Estupendamente: José Antonio Labordeta
Toda obra literaria no deja de ser, en el fondo, sino un viaje del autor. Los caminos pueden ser tan variados como numerosos -por pueblos y paisajes; por la fantasía y la imaginación; por usos y costumbres; por la memoria y el recuerdo- pero no dejan de ser en lo sustantivo caminos que se recorren.
La última obra, el nuevo viaje, de José Antonio Labordeta -“Regular, gracias a Dios. Memorias compartidas”- comienza en los calores y las luces del verano del 2006 para llegar hasta ayer mismo, estallada ya la primavera del 2010.

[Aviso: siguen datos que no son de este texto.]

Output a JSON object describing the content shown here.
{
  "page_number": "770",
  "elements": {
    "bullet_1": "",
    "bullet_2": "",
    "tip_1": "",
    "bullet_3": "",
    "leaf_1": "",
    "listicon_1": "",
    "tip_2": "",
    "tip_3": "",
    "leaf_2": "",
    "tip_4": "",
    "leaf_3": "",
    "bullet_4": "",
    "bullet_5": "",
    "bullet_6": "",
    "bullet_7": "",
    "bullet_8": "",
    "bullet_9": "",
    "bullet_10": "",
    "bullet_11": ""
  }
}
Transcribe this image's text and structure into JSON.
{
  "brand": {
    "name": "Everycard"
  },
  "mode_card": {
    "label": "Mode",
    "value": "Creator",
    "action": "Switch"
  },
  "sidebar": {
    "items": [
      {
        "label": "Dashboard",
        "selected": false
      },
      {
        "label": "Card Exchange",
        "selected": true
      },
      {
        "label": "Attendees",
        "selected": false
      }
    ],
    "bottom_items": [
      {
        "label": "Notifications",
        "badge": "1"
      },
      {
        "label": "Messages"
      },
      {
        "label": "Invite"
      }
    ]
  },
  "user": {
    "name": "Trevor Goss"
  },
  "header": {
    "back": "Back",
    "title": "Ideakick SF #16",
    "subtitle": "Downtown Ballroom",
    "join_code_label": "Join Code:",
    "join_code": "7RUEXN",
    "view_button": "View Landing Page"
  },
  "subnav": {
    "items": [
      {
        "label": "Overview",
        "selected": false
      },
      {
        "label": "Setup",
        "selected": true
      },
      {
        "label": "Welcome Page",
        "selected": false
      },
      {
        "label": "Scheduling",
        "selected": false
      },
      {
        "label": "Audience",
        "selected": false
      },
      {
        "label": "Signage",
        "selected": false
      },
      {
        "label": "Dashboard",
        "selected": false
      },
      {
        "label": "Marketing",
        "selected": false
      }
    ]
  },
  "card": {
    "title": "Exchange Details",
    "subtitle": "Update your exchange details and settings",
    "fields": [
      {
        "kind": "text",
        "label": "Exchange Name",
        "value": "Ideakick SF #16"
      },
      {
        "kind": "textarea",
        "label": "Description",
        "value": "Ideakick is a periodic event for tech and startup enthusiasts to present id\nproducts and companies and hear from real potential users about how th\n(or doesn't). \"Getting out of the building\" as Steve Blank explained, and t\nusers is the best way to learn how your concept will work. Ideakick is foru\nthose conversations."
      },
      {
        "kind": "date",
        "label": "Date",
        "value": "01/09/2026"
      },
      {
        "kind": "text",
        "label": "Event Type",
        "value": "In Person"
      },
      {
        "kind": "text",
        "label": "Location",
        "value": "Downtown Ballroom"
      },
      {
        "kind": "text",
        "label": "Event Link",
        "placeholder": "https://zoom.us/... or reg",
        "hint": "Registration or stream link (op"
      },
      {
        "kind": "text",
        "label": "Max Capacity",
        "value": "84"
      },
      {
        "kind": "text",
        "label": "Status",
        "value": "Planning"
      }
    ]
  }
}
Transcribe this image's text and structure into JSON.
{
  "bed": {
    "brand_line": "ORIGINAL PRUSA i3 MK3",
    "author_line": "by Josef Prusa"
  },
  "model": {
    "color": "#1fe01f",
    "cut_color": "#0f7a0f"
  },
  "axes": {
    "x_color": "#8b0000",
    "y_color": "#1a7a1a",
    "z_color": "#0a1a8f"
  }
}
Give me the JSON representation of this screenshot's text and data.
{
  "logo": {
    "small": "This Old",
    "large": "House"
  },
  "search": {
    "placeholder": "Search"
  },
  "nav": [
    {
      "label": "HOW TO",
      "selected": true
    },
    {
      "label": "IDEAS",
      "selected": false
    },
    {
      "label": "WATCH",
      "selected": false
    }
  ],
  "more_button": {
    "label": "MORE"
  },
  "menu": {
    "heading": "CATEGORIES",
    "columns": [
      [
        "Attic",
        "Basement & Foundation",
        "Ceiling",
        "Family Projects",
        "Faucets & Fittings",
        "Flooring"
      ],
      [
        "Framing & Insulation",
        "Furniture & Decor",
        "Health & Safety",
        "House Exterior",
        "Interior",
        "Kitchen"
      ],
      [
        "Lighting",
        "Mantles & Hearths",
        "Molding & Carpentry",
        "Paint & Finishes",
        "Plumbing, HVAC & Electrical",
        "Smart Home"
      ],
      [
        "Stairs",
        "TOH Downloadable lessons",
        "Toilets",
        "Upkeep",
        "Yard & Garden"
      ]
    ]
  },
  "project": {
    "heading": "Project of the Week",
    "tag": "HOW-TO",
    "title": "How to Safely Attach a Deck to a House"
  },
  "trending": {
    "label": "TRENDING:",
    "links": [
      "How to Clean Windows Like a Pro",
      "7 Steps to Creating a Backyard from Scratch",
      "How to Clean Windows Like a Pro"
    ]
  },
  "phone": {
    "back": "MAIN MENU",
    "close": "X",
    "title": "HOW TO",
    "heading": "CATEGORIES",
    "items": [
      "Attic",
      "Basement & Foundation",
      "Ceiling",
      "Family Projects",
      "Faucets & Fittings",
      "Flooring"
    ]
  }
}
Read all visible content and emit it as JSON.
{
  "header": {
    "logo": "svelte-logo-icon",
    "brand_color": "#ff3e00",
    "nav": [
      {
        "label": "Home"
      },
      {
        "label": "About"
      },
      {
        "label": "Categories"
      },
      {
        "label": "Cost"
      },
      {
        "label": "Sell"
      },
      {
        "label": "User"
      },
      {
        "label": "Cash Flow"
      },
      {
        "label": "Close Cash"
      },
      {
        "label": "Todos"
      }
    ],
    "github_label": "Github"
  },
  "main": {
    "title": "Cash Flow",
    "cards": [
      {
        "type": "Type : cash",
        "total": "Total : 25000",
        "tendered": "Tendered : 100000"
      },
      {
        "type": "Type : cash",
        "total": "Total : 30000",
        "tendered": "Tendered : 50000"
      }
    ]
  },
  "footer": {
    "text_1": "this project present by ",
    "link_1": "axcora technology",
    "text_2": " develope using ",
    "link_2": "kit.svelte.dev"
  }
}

Es un viaje, ante todo y en mi opinión, presidido por los claroscuros, por una lucha permanente y encorajinada entre las luces y las sombras, de la misma intensidad con la que batallan en el cielo a la hora del crepúsculo o en el momento de la aurora. En el arranque ya está en primer plano, más que la metáfora, esa realidad: la luz, esta luz agobiante de los veranos zaragozanos que en su exceso ciega los paisajes, contrasta brutalmente con la sombra, la inmensa sombra, que sobre el autor comienza a extenderse, el cáncer.
Todo el libro está escrito entre las salas del hospital Miguel Servet y las habitaciones y el pasillo de su casa. Pero todo el libro, asimismo, está permanentemente abierto a un campo sin puertas ni cerrojos, el de los recuerdos.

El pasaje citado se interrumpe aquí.